Friday, October 12, 2007

In defence of George Eliot

In the course of the assorted tragedies and collapses of the 20th century we surely have lost an essential tone of doubt, inquiry and worry that was simultaneously perpetually, and rationally, uncertain of its own significance but still crucially confident of its internal coherance. It was an unflinching but humane gaze on mankind and our messy and bloody history of ignorance and aggression - nevertheless combined with a firm belief on the possibility of progress. Now instead we have the forever shifting language of the largely - and self-confessedly - irrelevant and self-doubting, self fleeing postmodern tradition accompanied with the most destructive and amoral materialism that it refuses to confront in its all pervasive relativism. Surely this is an overreaction to these not any more so recent shocks? History, quite apart from its modern guises, has in any case been one slow holocaust - and will perpetually continue to be so by the weight of its own logic and motored by our blind, panicky, animal passions.
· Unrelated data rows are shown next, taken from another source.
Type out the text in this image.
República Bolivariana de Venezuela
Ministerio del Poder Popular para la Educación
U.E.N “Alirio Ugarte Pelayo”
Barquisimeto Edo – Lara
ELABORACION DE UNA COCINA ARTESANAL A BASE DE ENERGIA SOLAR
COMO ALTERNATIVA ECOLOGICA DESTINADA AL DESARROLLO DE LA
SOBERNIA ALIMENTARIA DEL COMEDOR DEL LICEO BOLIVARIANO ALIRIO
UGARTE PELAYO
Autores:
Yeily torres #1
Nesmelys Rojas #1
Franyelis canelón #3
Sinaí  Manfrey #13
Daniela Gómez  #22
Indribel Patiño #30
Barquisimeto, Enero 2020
The only exception, thus far, has been our brief enlightened, though largely failed, quest and hope for human understanding and progress. Just one pitiful, first attempt in all this time - and one reaching so far even in the deepest failure. There surely is ample time yet for change for the better, for developement, for reasoned self-control - for further attempts. And what is the alternative: should we never attempt more than what unspeakably little we have, and are? Who can set a meaningful limit for human growth, for serious human inquiry?